I think i've found a bug on either the jvm or gnome 3. Shutdownhooks are never run on gnome 3 if the application had the EDT activated on shutdown or logout - never never - while they always run/start if the application never used swing/AWT.
If you ignore the commented 'workaround' method on this class: https://gist.github.com/i30817/9421646
(which can actually hose the shutdown even harder by crashing gnome-shell for some reason, although i think i'm in the right track for a workaround)
and run the test like so: java -jar test.jar > test.log
And then try to logout, and log in again, the test log will be empty.

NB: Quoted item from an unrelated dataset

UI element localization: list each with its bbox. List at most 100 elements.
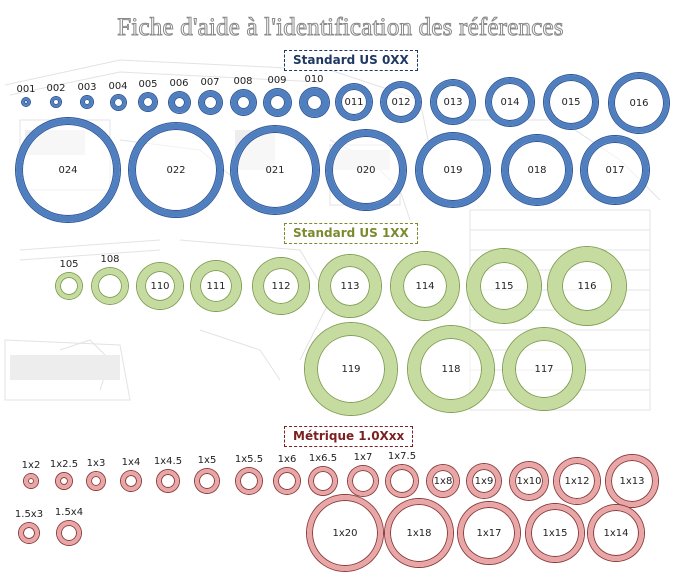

In fact, if you try to run it with this systemtap script (install systemtap, run it like so: sudo stap -o test.log -c "java -jar test.jar" scriptfile.stp )
probe nd_syscall.exit {
if(pid() == target()){
sig = status & 0x7F
code = sig ? sig : status >> 8
log(sprintf("EXIT: %4d %s thread: %s %d\n",
pid(), execname(),
sig ? "signal" : "exit code", code))
}
}
You'll find that the jvm exit values are most definitely not 0 (the 'success' convention that unix and system exit uses), while if you exited while on normal operation they would be. If you went further and tried a byteman script, you'd see the shutdown hooks never even start.
This is to make sure i'm not going crazy and this is a real bug, because i've been getting this since forever, and it's very weird to me that java has been broken for over a year and no one noticed. If you're courageous you could even uncomment the 'workaround' although as i said, that method gave me hangs even on logout. The shutdown hooks do start with it though.